Yo, sin embargo, no estaba tan entusiasmada.

– Me preocupan los indios -dije-. He leído más de un relato de gente del Oeste asaltada por los salvajes. Hombres asesinados, niños muertos o raptados, mujeres forzadas a convertirse en esposas indias…

– Qué mujer más lista, pensar en estas cosas. Y está bien informada, además. Lo felicito, señor, por tener una esposa tan excelente.
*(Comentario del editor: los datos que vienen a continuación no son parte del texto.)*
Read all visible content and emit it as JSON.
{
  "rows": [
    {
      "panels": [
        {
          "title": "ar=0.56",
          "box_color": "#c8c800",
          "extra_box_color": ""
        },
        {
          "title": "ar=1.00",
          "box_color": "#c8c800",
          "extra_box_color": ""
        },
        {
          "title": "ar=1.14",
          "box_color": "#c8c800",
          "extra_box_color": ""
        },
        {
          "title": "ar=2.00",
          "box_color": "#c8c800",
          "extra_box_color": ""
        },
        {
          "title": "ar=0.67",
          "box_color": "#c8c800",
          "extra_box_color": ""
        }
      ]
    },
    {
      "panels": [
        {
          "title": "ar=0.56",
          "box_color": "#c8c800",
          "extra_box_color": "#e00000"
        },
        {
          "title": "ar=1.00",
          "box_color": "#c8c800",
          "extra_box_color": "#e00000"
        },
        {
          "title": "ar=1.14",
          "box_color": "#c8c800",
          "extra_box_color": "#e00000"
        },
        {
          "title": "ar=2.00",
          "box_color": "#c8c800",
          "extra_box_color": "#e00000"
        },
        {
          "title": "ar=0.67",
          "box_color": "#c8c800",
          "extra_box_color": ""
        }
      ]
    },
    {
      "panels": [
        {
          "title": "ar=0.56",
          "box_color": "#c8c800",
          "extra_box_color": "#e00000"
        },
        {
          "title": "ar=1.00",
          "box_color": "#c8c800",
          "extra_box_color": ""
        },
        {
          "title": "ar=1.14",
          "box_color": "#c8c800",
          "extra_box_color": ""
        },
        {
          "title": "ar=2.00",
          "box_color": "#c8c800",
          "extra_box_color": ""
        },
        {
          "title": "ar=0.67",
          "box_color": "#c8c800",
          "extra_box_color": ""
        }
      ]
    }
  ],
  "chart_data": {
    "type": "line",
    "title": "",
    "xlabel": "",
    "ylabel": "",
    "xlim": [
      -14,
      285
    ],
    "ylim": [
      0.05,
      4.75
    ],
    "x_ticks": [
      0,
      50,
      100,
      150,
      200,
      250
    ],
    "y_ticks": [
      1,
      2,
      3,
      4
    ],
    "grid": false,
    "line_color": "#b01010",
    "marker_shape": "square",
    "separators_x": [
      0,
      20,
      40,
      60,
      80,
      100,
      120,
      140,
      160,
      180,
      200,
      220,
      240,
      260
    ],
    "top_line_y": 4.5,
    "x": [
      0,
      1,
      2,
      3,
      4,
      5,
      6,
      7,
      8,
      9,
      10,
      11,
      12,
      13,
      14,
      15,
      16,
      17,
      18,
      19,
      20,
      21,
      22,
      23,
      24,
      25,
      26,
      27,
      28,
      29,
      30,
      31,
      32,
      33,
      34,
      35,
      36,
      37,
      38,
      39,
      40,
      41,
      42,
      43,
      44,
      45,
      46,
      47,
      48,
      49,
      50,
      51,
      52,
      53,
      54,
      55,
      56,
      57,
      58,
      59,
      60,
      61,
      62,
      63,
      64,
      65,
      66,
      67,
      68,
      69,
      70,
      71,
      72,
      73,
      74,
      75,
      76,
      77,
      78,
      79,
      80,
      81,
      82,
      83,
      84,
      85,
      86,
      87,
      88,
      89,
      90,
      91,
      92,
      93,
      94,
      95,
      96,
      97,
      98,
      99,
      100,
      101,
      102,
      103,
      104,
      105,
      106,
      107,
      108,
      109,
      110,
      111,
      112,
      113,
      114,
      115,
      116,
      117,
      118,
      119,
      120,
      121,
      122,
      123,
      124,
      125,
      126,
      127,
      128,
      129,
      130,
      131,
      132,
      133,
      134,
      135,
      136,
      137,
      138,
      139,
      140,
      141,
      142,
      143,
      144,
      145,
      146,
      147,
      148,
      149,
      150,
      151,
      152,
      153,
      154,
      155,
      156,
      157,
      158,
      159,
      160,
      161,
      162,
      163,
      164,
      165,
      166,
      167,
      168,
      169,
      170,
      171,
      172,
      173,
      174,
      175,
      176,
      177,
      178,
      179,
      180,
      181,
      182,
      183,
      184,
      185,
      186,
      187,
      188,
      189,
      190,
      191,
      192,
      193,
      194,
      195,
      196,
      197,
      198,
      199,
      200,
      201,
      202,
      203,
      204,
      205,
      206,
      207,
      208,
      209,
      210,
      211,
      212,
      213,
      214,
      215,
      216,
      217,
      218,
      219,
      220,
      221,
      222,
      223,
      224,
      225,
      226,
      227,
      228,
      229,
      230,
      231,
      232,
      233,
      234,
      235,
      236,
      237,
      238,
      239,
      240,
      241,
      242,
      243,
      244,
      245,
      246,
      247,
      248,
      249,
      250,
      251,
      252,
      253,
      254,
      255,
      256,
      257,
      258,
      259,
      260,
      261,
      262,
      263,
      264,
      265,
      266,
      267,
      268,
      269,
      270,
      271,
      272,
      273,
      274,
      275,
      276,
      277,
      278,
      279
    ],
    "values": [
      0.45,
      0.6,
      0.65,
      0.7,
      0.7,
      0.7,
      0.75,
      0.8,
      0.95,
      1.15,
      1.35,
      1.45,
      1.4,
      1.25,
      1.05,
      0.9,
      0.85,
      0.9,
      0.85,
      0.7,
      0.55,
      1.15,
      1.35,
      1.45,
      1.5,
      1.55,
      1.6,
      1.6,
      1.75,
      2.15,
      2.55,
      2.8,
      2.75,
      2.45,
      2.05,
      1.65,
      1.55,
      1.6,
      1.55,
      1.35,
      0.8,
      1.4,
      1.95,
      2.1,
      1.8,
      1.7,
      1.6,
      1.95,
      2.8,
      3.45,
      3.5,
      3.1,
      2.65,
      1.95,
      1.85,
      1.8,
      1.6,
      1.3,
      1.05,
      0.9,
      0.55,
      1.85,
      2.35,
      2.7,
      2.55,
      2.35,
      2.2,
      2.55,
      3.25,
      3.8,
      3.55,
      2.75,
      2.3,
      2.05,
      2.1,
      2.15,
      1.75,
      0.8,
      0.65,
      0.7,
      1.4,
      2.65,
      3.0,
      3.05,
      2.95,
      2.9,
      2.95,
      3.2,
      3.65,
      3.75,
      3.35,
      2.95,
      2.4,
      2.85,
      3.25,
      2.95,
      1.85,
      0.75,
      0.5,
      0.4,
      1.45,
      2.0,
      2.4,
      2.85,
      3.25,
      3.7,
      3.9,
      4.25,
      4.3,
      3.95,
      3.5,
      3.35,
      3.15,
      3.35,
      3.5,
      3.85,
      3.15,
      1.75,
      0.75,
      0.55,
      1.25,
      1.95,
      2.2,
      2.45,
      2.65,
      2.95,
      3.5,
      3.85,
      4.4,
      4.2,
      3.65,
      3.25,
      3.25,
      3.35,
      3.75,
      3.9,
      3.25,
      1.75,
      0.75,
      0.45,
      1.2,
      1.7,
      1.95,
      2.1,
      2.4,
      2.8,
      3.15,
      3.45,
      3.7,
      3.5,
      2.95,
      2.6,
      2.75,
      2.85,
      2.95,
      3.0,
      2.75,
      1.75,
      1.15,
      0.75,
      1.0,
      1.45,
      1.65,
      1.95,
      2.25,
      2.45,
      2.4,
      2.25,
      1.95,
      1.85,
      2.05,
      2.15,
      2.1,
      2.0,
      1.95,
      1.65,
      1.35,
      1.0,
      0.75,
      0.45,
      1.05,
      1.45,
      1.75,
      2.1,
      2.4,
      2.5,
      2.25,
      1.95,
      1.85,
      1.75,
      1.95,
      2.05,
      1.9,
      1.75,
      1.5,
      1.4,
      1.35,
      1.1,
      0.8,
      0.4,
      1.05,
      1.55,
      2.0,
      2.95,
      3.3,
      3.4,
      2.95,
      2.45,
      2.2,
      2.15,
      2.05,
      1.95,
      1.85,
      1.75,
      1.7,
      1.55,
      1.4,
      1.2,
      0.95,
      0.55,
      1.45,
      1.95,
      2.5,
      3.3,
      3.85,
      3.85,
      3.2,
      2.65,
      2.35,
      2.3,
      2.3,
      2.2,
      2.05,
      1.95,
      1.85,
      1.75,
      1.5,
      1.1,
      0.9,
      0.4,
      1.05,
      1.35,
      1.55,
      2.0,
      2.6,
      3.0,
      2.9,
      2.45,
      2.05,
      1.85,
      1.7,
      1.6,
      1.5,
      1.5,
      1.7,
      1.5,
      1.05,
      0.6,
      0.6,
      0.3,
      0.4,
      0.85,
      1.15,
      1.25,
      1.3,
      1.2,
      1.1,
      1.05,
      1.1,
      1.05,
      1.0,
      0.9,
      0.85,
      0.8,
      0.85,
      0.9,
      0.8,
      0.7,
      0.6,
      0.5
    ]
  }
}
– Tal vez debería usted felicitarla a ella directamente -sugirió Andrew.

Duer sonrió muy cortésmente… a Andrew.

– Sí, los salvajes fueron una amenaza durante la guerra, pero se debía a la influencia de los británicos. Ahora, los indios han sido expulsados; todos, menos los que han abrazado nuestra fe. Y así como sus hermanos paganos pueden ser más salvajes de lo que se pueda imaginar, los que aceptan la religión parecen auténticos santos. Viven según los principios cristianos y no levantan nunca la mano contra nadie. Todos dicen que son mejores vecinos que los hombres blancos. No es que los blancos tengan excesivos defectos, pero la novedad del cristianismo inspira a los indios a tomarse sus enseñanzas muy a pecho y a guiarse siempre por su doctrina.